The Greens claim that Lynas has “no social licence” to operate in Malaysia – meaning that a company must have the support of the citizens before conducting it’s business. Ironically, Australian Greens negotiated with the ALP to form a minority government with a condition that they implement an Emission Trading Scheme despite more than 80% of Australians voting for parties that had a ‘no carbon tax’ policy and 2/3 of Australians opposing the ETS.
According to social activist Wendy Bacon’s website, she was invited by Greens MP Jamie Parker to support the “Stop Lynas” campaign last December. She has written a couple of stories containing numerous factual errors and has quoted sources questioned by experts to back up her claims. Despite claiming on her website: “If you see any factual errors in my work please contact me. I welcome comments” Bacon has failed to correct any of the errors brought to her attention.
Bacon’s twitter profile lists her interests as: “social activism, investigative reporting”. Can an investigative reporter maintain their objectivity whilst having a ‘social activism’ agenda? Surely the writings of the activist are better classed as ‘propaganda’.
Bacon writes that Lynas “successfully smuggled the concentrate into the plant” even though it was given a police escort from the Gebeng port to LAMP which was provided after threats by SMSL.
Bacon claims “20,000 people” during a recent protest.

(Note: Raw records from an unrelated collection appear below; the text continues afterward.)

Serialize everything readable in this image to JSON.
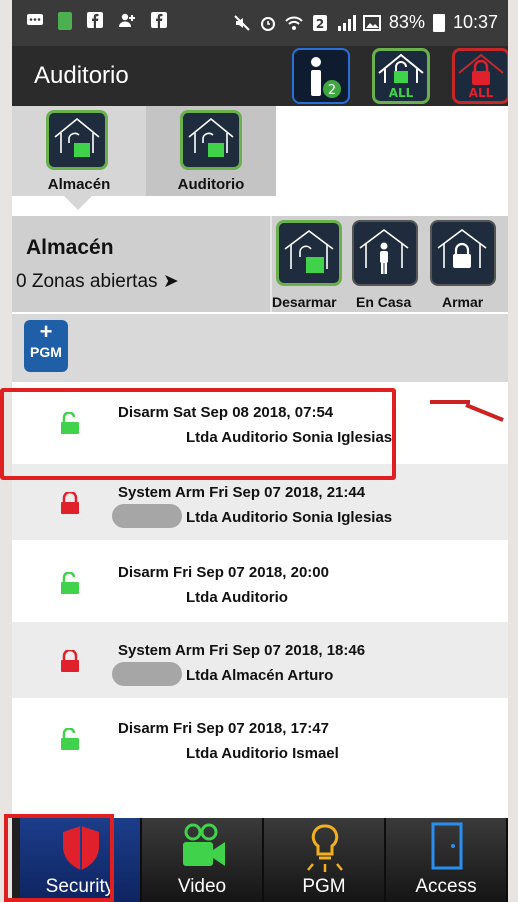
{
  "status_bar": {
    "battery": "83%",
    "time": "10:37"
  },
  "app_bar": {
    "title": "Auditorio",
    "info_badge": "2",
    "home_all_label": "ALL",
    "lock_all_label": "ALL"
  },
  "partitions": [
    {
      "label": "Almacén"
    },
    {
      "label": "Auditorio"
    }
  ],
  "summary": {
    "partition_name": "Almacén",
    "open_zones": "0 Zonas abiertas",
    "actions": [
      "Desarmar",
      "En Casa",
      "Armar"
    ]
  },
  "pgm_button": {
    "label": "PGM",
    "plus": "+"
  },
  "history": [
    {
      "line1": "Disarm Sat Sep 08 2018, 07:54",
      "line2": "Ltda Auditorio Sonia Iglesias",
      "status": "unlocked"
    },
    {
      "line1": "System Arm Fri Sep 07 2018, 21:44",
      "line2": "Ltda Auditorio Sonia Iglesias",
      "status": "locked"
    },
    {
      "line1": "Disarm Fri Sep 07 2018, 20:00",
      "line2": "Ltda Auditorio",
      "status": "unlocked"
    },
    {
      "line1": "System Arm Fri Sep 07 2018, 18:46",
      "line2": "Ltda Almacén Arturo",
      "status": "locked"
    },
    {
      "line1": "Disarm Fri Sep 07 2018, 17:47",
      "line2": "Ltda Auditorio Ismael",
      "status": "unlocked"
    }
  ],
  "bottom_nav": [
    {
      "label": "Security"
    },
    {
      "label": "Video"
    },
    {
      "label": "PGM"
    },
    {
      "label": "Access"
    }
  ],
  "colors": {
    "unlocked": "#3fd24a",
    "locked": "#e0202a",
    "highlight": "#e02020",
    "active_nav": "#1c3d8a"
  }
}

However, other media reports between 5,000-10,000 people. Channel NewsAsia estimated a 5,000-strong crowd and Malaysian TV reported “Some 5,000 activists”. The Malaysian Bar which is providing legal assistance to SMSL said “10,000 protestors” and a live report said: “a crowd of about 10,000 people”.
At best, Bacon has doubled the number of people given by SMSL supporters, and she has quadrupled the number given by the Malaysian media who would undoubtedly base their figure on eye witness accounts.

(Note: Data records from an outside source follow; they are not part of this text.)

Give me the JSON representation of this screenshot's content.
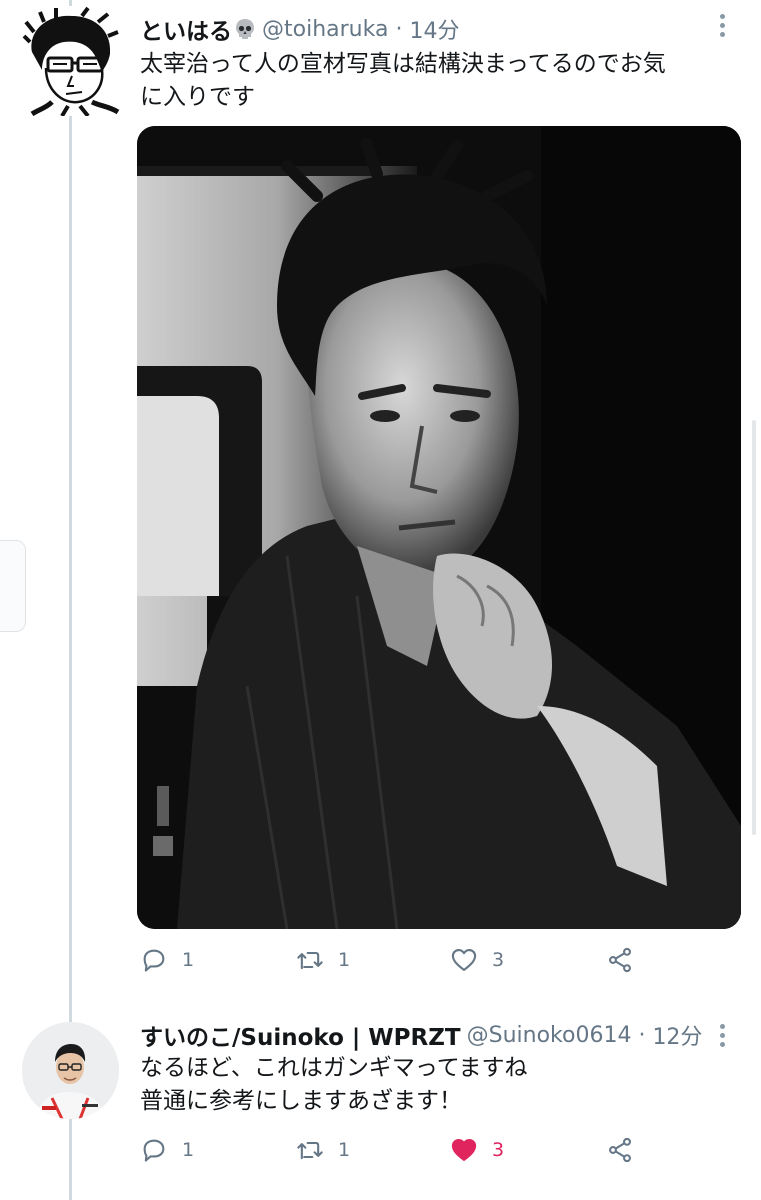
{
  "tweets": [
    {
      "display_name": "といはる",
      "handle": "@toiharuka",
      "separator": "·",
      "time": "14分",
      "text_lines": [
        "太宰治って人の宣材写真は結構決まってるのでお気",
        "に入りです"
      ],
      "replies": "1",
      "retweets": "1",
      "likes": "3",
      "liked": false
    },
    {
      "display_name": "すいのこ/Suinoko | WPRZT",
      "handle": "@Suinoko0614",
      "separator": "·",
      "time": "12分",
      "text_lines": [
        "なるほど、これはガンギマってますね",
        "普通に参考にしますあざます！"
      ],
      "replies": "1",
      "retweets": "1",
      "likes": "3",
      "liked": true
    }
  ],
  "colors": {
    "text": "#14171a",
    "secondary": "#657786",
    "like_active": "#e0245e",
    "thread_line": "#cfd9de"
  },
  "icons": [
    "skull-icon",
    "more-icon",
    "reply-icon",
    "retweet-icon",
    "like-icon",
    "share-icon"
  ]
}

Bacon bases her stories on a report by Lee Bell BA MA which she claims is written by a “qualified environmental scientist”. There are no other qualifications given other than the two arts degrees. Bell’s report is questioned by Nick Tsurikov of WA’s Radiological Council: “It appears to me that yet again in some cases the data and regulations have been misquoted and/or misinterpreted, which effectively negates the conclusions made in the report.”

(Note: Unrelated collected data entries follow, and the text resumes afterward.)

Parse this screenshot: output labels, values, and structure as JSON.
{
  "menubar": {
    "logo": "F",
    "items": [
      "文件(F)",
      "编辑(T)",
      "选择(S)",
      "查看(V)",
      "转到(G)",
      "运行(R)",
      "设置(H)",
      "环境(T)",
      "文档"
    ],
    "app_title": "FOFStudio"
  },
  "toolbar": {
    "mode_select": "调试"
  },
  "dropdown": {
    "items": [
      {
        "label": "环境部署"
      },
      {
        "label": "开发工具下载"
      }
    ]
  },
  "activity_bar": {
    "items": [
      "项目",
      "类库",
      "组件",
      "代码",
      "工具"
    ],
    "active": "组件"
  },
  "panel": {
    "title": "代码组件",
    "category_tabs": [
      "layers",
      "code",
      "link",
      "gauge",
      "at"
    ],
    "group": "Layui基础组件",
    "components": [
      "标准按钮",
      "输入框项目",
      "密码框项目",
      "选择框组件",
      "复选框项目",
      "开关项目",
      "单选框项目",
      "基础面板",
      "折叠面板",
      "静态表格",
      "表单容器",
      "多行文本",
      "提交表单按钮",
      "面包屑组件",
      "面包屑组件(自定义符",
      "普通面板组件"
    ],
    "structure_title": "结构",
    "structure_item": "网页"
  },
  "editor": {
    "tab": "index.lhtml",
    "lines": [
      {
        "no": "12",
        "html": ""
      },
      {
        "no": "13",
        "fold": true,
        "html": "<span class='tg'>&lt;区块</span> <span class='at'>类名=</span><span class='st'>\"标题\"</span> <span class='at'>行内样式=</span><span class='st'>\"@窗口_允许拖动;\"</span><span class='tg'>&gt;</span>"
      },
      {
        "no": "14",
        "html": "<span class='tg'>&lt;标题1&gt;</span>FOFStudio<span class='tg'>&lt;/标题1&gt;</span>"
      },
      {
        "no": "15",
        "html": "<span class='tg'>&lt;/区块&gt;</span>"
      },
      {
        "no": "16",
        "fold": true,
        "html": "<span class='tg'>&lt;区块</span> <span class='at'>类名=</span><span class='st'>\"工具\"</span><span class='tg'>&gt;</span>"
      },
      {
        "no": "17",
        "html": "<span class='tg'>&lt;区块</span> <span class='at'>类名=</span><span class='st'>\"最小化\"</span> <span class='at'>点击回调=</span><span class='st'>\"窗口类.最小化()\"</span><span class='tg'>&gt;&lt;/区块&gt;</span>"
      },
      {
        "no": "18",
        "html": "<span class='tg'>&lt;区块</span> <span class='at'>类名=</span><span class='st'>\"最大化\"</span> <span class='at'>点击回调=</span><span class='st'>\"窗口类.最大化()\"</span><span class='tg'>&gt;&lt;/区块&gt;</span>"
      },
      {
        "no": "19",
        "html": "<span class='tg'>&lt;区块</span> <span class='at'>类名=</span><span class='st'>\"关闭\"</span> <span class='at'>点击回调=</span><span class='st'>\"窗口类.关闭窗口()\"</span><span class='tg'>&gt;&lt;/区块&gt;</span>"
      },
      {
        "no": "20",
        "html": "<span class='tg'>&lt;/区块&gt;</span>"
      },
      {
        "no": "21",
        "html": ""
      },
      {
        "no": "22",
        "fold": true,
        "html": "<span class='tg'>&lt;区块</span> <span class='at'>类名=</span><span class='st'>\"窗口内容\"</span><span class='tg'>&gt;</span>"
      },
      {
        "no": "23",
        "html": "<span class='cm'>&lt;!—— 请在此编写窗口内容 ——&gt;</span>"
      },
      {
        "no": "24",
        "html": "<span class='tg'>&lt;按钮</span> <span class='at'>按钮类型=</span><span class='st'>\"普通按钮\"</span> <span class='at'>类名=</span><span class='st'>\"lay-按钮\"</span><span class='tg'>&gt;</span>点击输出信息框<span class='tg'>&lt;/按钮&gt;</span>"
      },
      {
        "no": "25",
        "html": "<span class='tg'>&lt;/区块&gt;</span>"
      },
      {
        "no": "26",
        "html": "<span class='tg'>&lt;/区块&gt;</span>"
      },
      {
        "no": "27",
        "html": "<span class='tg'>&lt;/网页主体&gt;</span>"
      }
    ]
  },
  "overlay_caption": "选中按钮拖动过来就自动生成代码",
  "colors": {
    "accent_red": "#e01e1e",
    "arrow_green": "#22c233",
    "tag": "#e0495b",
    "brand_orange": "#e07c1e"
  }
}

If a manufacturing plant involving radioactive materials moved into your community, one of the first things you would ask is, “what’s going to happen to the waste?” Bacon writes. Protestors have only recently mentioned the waste issue; they have been focused on the hazards, real or imagined, of the operating plant. Bacon’s claim of “insufficient planning for waste disposal has sparked local opposition” is actually an after-thought by SMSL, and has only recently been the subject of The Greens statements about Lynas.
A problem for Bacon when she wears her ‘social activist’ hat whilst claiming to be an ‘investigative reporter’ is that her leftist writings are just as guilty of bias as the journalism of some mainstream media that she regularly criticises.
Bacon writes “Discrediting sources is a familiar public relations tactic used by companies …” and “Lynas badmouths its critics for exaggerating LAMP safety risks” and in the same story gives little time to a Lynas spokesman, and then only to criticise them.
Bacon wrote on her website: “As a reporter, this was the first time I had experienced hate messages via twitter. These were posted by Lynas supporters. I can understand why shareholders and employees could be anxious but that doesn’t mean that the truth should not come out about the LAMP project.” Despite her stories’ errors she continues to claim ownership of the ‘truth’ about LAMP. In the world of the social activist, ‘the truth’ is subjective.
Bacon declined an invitation to join the shareholder’s forum where portions of this article were published to discuss the issue with the Australian shareholders of Lynas. Bacon’s audience is predominantly Australians unfamiliar with what is happening in Malaysia. Certainly Wendy Bacon has done some good work in the past but this is not her finest hour.
* Mark Anning is an MBA qualified 38 year media veteran including nearly 15 years as an editor with the wire services. He currently owns Lynas shares.